BACKGROUND: Inhaled frusemide inhibits airway narrowing and causes a transient increase in forced expiratory volume in one second (FEV1) during hypertonic saline challenge. This inhibitory effect could be secondary to prostaglandin release during challenge. The involvement of prostaglandins in the inhibitory action of frusemide during challenge with 4.5% NaCl was investigated by premedicating with indomethacin, a prostaglandin synthetase inhibitor. METHODS: Fourteen asthmatic subjects (eight women) aged 26.6 (range 18-56) years participated in a double blind, placebo controlled, crossover study. The subjects attended five times and inhaled 4.5% NaCl for 0.5, 0.75, 1, 1.5, 2, 4, 8, 8, and 8 minutes, or part thereof, or until a provocative dose causing a 20% fall in FEV1 (PD20 FEV1) was recorded. Indomethacin (100 mg/day) or placebo were taken three days before all visits, except control day. The FEV1 was measured and frusemide (38.0 (6.4) mg, pH = 9) or vehicle (0.9% NaCl, pH = 9) were inhaled 10 minutes before the challenge. Bronchodilation was calculated as the percentage rise in FEV1 from the prechallenge FEV1 to the highest FEV1 recorded during the challenge. RESULTS: Frusemide caused a fold increase in PD20 FEV1 compared with the vehicle which was similar in the presence of both indomethacin and placebo (3.7 (95% CI 2.0 to 7.3) versus 3.3 (2.0 to 5.4)). Frusemide, but not vehicle, also caused a transient percentage rise in FEV1 during challenge with 4.5% NaCl which was not blocked by indomethacin (3.6% (1.2 to 6.0)) or placebo (3.1% (1.0 to 5.2)). CONCLUSIONS: Inhaled frusemide inhibited airway narrowing and caused a transient increase in FEV1 during challenge with 4.5% NaCl. These effects were not blocked by indomethacin, which suggests that the inhibitory action of frusemide is not secondary to prostaglandin release.
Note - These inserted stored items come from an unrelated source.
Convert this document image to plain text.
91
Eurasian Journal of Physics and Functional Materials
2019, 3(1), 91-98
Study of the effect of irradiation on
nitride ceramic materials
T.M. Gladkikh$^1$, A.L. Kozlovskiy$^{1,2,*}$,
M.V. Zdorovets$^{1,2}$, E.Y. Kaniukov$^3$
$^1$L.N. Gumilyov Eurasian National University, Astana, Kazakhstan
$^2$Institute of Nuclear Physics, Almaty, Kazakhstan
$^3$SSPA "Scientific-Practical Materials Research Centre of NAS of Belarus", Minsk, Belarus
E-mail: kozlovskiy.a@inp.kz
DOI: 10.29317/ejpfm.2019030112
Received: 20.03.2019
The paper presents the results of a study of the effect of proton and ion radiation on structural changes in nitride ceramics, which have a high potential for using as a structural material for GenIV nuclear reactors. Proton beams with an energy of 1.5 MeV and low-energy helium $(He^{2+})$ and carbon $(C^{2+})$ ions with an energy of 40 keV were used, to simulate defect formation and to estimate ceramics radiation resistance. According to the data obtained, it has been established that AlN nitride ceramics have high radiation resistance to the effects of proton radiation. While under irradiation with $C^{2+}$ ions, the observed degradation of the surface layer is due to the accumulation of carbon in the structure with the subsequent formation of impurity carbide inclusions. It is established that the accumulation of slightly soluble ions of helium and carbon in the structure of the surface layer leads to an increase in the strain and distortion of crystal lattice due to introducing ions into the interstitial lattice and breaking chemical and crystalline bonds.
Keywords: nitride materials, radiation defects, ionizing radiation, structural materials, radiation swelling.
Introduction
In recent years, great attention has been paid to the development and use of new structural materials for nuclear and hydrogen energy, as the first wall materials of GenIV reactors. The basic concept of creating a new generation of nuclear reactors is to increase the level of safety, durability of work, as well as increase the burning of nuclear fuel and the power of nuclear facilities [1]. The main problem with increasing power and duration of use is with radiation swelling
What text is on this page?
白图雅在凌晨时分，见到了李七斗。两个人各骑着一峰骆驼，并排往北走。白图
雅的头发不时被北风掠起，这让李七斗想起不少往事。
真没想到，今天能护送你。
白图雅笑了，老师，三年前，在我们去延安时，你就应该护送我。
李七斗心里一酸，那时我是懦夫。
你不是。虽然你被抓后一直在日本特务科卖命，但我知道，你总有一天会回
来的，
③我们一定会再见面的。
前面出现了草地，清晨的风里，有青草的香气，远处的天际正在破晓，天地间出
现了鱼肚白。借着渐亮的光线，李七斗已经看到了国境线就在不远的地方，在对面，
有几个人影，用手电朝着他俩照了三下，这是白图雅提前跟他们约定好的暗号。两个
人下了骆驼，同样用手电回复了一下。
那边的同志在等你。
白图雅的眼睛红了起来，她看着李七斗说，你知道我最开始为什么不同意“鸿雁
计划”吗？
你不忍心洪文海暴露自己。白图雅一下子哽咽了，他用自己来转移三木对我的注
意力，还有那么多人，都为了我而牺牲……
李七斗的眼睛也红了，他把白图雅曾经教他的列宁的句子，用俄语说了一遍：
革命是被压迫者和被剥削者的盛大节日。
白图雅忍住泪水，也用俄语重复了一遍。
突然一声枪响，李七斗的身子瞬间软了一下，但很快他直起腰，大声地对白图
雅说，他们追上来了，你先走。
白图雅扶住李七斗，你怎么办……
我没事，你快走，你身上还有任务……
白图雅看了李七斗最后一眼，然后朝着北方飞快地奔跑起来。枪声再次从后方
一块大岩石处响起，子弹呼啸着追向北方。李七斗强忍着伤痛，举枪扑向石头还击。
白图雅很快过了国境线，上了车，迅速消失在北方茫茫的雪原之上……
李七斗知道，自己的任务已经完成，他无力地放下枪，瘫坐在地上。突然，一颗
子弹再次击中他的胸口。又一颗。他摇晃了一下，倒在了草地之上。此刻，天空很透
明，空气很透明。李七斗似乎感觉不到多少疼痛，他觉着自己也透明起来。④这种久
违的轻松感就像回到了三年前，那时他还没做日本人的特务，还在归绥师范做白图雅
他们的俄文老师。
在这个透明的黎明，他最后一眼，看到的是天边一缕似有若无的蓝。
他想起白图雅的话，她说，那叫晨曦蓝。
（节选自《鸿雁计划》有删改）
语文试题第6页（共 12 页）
Effects of terbutaline in combination with mannitol on mucociliary clearance

β2-agonists and osmotic agents stimulate mucociliary clearance (MCC) via different mechanisms which could potentially interact. The effects of inhaling terbutaline in combination with mannitol on MCC were investigated in nine healthy (aged 19±1 yrs) and 11 mild (aged 21±4 yrs) asthmatic subjects. Using 99mTc-sulphur colloid radioaerosol and a gamma camera, MCC was studied on four separate days with each of the following interventions: 1) terbutaline or its placebo inhaled 10 min before mannitol (in random, double blind); 2) terbutaline inhaled 5 min after mannitol; and 3) terbutaline inhaled 10 min before the control for mannitol. Lung images were collected over a period of 120 min postintervention and over 150 min in total. The mannitol-induced increase in clearance was transiently inhibited by terbutaline pretreatment and transiently enhanced when terbutaline was administered after mannitol both in asthmatic and healthy subjects. The order of administration of mannitol and terbutaline did not affect the total clearance of radioactive mucus over 140 min from the start of intervention in both groups. The pathways through which terbutaline and mannitol increase mucociliary clearance may transiently interact in an inhibitory or synergistic way, depending on the order of administration. However, this did not affect the overall increase in mucociliary clearance over 140 min.